Death is a great disguiser. (4.2)
Does Fiasco’s lightness of tone diminish a dark play like Measure by turning its meditations on “mercy and mortality” (1.1) into something less consequential? I’m not sure. Fiasco’s tone went a long way toward redeeming the Duke, who normally I find either sinister or dull, depending on how essential he makes his machinations to the show. But a smiling Angelo is harder to make sense of. What if the shock of lust that he feels for Isabella’s purity is essentially the shock of pleasure? Might pleasure be as unsettling as power? Despite his own words, this Angelo never seemed frightening or brutal, even when he threatened Isabella. Angelo, along with Malvolio in Twelfth Night, probably represents Shakespeare’s portrait of the culture of conspicuous moral rectitude that would become 17c Puritanism — but perhaps Fiasco’s happier convert represents a way to play this character without the full weight of future history on his back?
Go to your bosom. (2.2)
Isabella’s a hard character for modern productions. Modern sexual mores make Pompey’s or Lucio’s bawdy joking seem clear-eyed, and the Duke’s last-minute proposal serves to give the do-gooder a self-interested motive. But can our pluralist and tolerant vision of the social world, with room enough for Mistress Overdone, Elbow’s hungry wife, and the varied sexual behaviors of Claudio, Lucio, and Pompey, venerate a young woman who wants nothing more than “more strict restraint” (1.4)?
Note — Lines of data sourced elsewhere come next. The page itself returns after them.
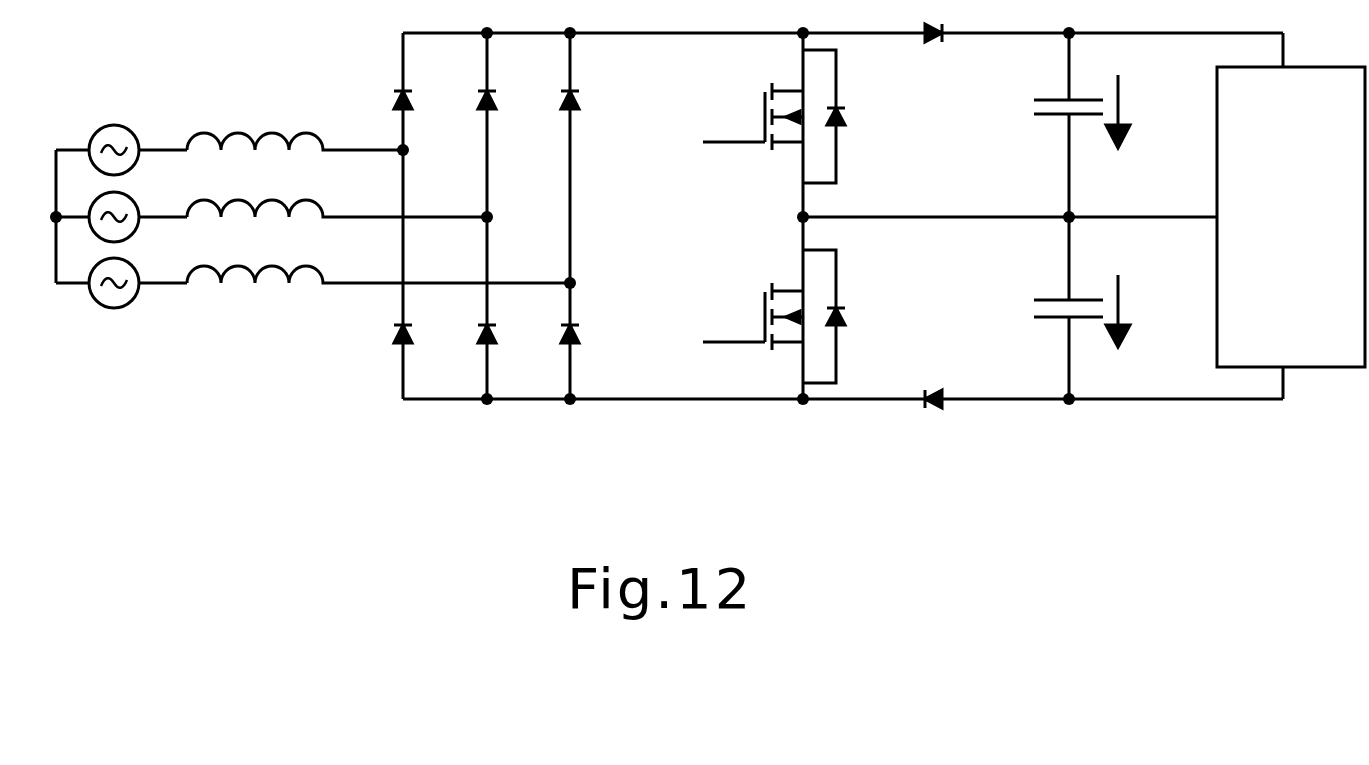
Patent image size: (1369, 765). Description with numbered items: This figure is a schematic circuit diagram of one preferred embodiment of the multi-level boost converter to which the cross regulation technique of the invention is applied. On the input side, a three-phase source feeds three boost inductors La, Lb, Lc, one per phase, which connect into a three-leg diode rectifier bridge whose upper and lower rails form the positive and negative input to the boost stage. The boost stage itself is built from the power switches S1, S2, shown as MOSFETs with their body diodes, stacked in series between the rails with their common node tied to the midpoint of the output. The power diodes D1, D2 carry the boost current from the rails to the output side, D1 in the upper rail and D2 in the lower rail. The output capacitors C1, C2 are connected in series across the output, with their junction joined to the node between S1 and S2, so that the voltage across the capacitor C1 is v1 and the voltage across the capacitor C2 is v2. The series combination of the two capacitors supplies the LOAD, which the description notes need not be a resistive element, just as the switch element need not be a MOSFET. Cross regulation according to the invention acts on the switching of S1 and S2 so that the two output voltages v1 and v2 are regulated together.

The phase a input inductor La is at (295, 137).
The phase b input inductor Lb is at (337, 203).
The phase c input inductor Lc is at (378, 270).
The power switch S1 is at (774, 116).
The power switch S2 is at (774, 316).
The power diode D1 is at (924, 57).
The power diode D2 is at (924, 378).
The output capacitor C1 is at (1039, 117).
The output capacitor C2 is at (1039, 303).
The voltage across first capacitor v1 is at (1133, 111).
The voltage across second capacitor v2 is at (1132, 311).
The load LOAD is at (1291, 217).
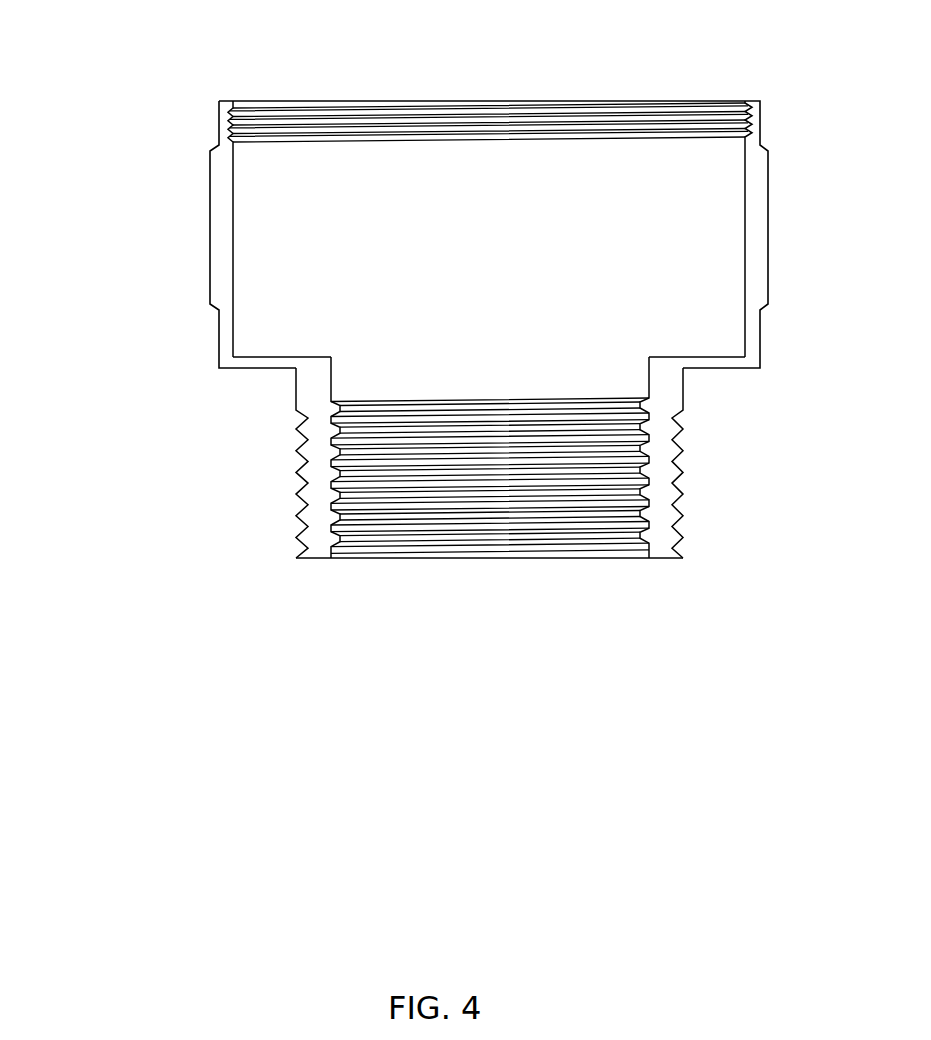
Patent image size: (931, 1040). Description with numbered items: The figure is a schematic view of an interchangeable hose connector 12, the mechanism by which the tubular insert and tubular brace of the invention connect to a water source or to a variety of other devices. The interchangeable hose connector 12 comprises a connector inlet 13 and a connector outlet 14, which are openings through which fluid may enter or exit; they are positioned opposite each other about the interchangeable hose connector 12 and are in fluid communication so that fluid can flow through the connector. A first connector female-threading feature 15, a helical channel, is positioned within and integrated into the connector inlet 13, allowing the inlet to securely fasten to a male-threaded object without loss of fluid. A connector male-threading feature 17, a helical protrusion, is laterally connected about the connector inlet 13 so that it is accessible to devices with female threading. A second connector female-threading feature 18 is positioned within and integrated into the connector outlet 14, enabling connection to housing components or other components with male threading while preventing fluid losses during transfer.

The interchangeable hose connector 12 is at (439, 336).
The connector inlet 13 is at (557, 506).
The connector outlet 14 is at (494, 192).
The first connector female-threading feature 15 is at (577, 547).
The connector male-threading feature 17 is at (677, 486).
The second connector female-threading feature 18 is at (665, 107).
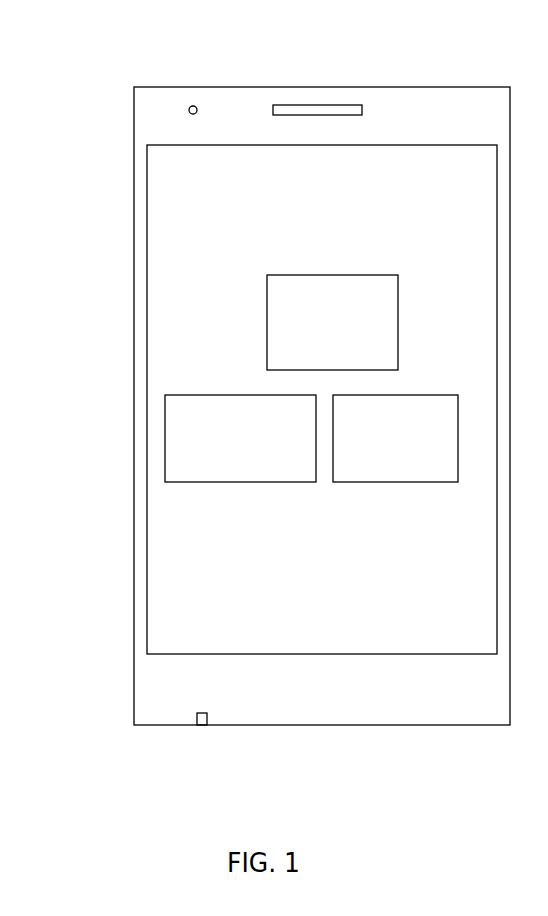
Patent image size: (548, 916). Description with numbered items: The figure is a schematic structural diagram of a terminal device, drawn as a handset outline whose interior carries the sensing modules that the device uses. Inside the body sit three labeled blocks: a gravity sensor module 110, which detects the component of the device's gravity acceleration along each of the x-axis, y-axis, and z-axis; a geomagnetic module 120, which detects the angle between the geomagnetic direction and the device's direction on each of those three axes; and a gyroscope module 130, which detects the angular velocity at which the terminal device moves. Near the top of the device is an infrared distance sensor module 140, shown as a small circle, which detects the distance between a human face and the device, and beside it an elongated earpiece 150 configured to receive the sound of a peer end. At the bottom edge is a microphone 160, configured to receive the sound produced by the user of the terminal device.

The gravity sensor module 110 is at (332, 322).
The geomagnetic module 120 is at (240, 438).
The gyroscope module 130 is at (395, 438).
The infrared distance sensor module 140 is at (183, 116).
The earpiece 150 is at (340, 93).
The microphone 160 is at (210, 731).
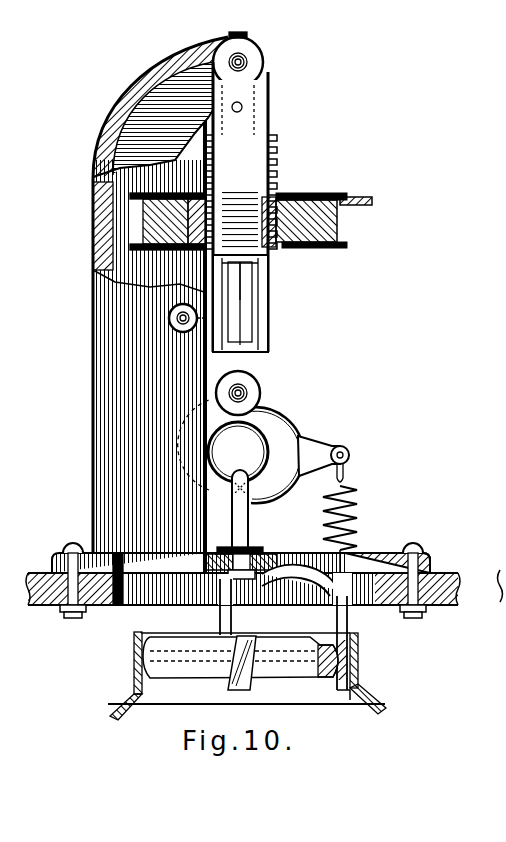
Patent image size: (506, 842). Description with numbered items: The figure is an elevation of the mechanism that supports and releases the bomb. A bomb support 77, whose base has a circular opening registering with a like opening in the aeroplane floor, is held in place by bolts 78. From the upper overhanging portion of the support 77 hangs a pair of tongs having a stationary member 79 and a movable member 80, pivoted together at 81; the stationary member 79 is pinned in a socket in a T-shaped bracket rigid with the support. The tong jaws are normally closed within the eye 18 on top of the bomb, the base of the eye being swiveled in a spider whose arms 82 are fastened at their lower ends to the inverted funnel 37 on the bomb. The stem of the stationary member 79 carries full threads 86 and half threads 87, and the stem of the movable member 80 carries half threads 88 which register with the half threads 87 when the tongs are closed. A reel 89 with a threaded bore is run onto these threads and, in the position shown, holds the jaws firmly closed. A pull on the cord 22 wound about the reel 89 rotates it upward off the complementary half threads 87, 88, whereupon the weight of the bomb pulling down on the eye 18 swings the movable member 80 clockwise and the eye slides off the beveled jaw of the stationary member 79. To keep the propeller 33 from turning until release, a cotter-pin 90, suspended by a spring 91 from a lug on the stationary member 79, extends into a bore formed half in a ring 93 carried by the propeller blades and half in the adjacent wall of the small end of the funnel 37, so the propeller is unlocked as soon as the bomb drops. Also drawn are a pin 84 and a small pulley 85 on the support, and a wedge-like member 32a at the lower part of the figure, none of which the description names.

The eye 18 is at (244, 520).
The cord 22 is at (372, 199).
The wedge member 32a is at (244, 688).
The propeller 33 is at (82, 704).
The inverted funnel 37 is at (124, 698).
The bomb support 77 is at (112, 362).
The bolts 78 is at (70, 548).
The stationary member 79 is at (262, 140).
The movable member 80 is at (296, 312).
The pivot 81 is at (242, 390).
The arms 82 is at (229, 612).
The pin 84 is at (208, 302).
The pulley 85 is at (172, 316).
The full threads 86 is at (265, 163).
The half threads 87 is at (102, 170).
The half threads 88 is at (306, 197).
The reel 89 is at (348, 245).
The cotter-pin 90 is at (342, 607).
The spring 91 is at (346, 488).
The ring 93 is at (138, 656).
Emily Young’s Isabella warmed to the spotlight, exercising her power over Angelo before she knew what motivated it, rebuffing her brother in prison, negotiating with the disguised Duke. Could this newly forceful figure return to the sisters of St Claire?
The closing image of this play is a famous stage-crux: Isabella is given no lines in response to the Duke’s surprising proposal. I’ve seen an experimental production of this play at SUNY Purchase, in which every character was played by two actors. Isabella’s doppelganger was silent throughout, with duct-tape over her mouth as she pantomimed the erotic imagination she never speaks. At the Duke’s proposal, she ripped the tape off her mouth and screamed to the rafters.
But, like Fiasco’s Isabella, she never took the Duke’s hand. What can we say about this proposed marriage? I’m still not sure.